As the hospital has ramped up its conservation of personal protective equipment, it has removed face masks from kiosks at building and clinic entrances.


“With the COVID-19 reports from across the country, we have seen an increase in people taking face masks when they may not need them,” UIHC spokeswoman Molly Rossiter said. “The masks are designed to be used by people who are already sick to reduce the risk of infecting those around them. Healthy people wearing the masks will still be vulnerable to illness as it is spread through droplets coming into contact with the skin and eyes, it is not an airborne disease.”

More visitor restrictions

Gov. Kim Reynolds on Saturday night added Iowa to the growing list of states with evidence of community spread of COVID-19 when she announced confirmation of a case in a Dallas County resident.

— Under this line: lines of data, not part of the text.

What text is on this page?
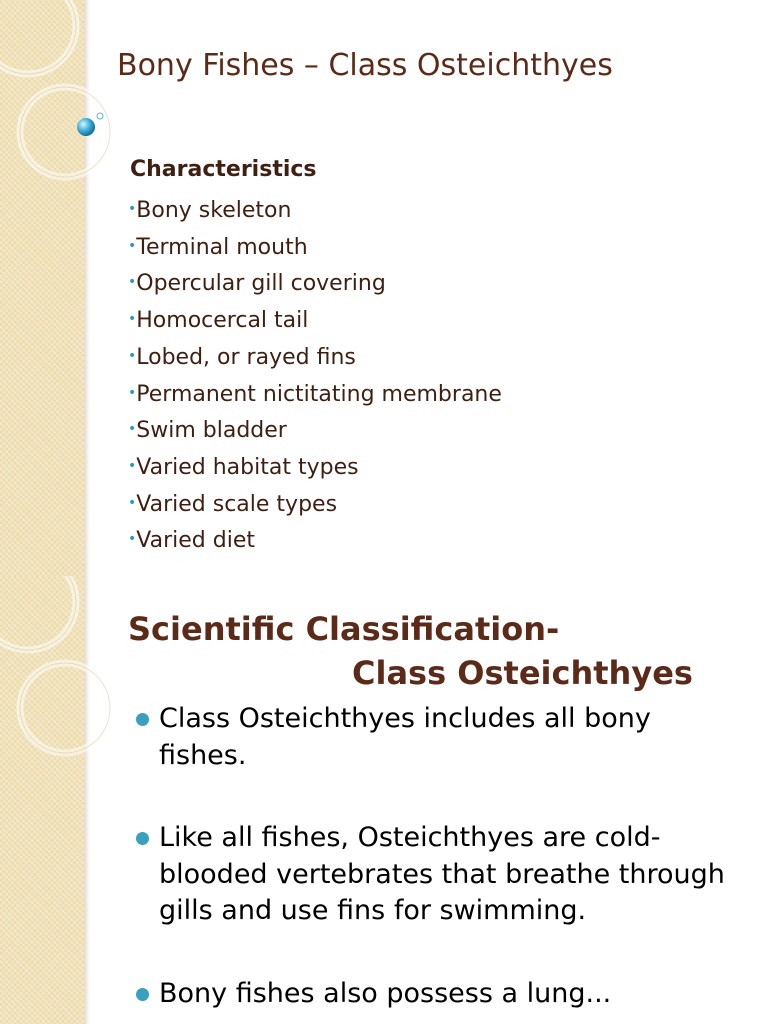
Bony Fishes – Class Osteichthyes
Characteristics
•Bony skeleton
•Terminal mouth
•Opercular gill covering
•Homocercal tail
•Lobed, or rayed fins
•Permanent nictitating membrane
•Swim bladder
•Varied habitat types
•Varied scale types
•Varied diet
Scientific Classification-
Class Osteichthyes
Class Osteichthyes includes all bony fishes.
Like all fishes, Osteichthyes are cold-blooded vertebrates that breathe through gills and use fins for swimming.
Bony fishes also possess a lung...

The other dozen-plus Iowa cases were related to travel — all but one to an Egyptian cruise and living in Johnson County. With the new Dallas County case involving a resident in the 61-80 age range, and with recent news of community spread in the bordering city of Omaha, the Iowa Department of Public Health has determined, “There is now community spread in our state,” Reynolds said.

UIHC is the largest and top-ranked hospital system in the state — and the only connected to a medical college — making it a likely destination for COVID-19 cases, although other health care centers across Iowa are prepared as well.

In anticipation of more patients, the hospital Saturday sent a message to families warning of changes, in that it is “no longer possible for us to operate as we normally do.”

“In order to keep my word of ensuring the safety of everyone in our care, I have made the difficult but necessary decision to place additional restrictions for visitors to our hospitals and clinics effective immediately,” Gunasekaran said in the letter.

The new restrictions limit one visitor a day for adult patients and two a day for pediatric patients — and those visitors must be parents or legal guardians.

Additionally, visitors must be 18 or older and healthy. And, per the new screening mandates, they must be checked when they arrive and identify which patient they’re visiting. Some patient areas might have additional restrictions.

Last week’s new visitor restrictions still allowed kids to come — if they were deemed necessary for the patient’s well-being.


“I fully recognize that these restrictions may be an inconvenience and a source of frustration, especially at a time when you wish to be with friends or loved ones,” he wrote. “I sincerely apologize.”

And he urged those excluded from visiting to keep in touch with patients through calls or videoconferencing — mirroring another tactic the hospital has employed to improve safety that asks patients to start with a video visit if they have flu-like symptoms or COVID-19 concerns.

“A video visit using your smartphone or computer reduces the risk of transmitting illness from person to person,” according to UIHC.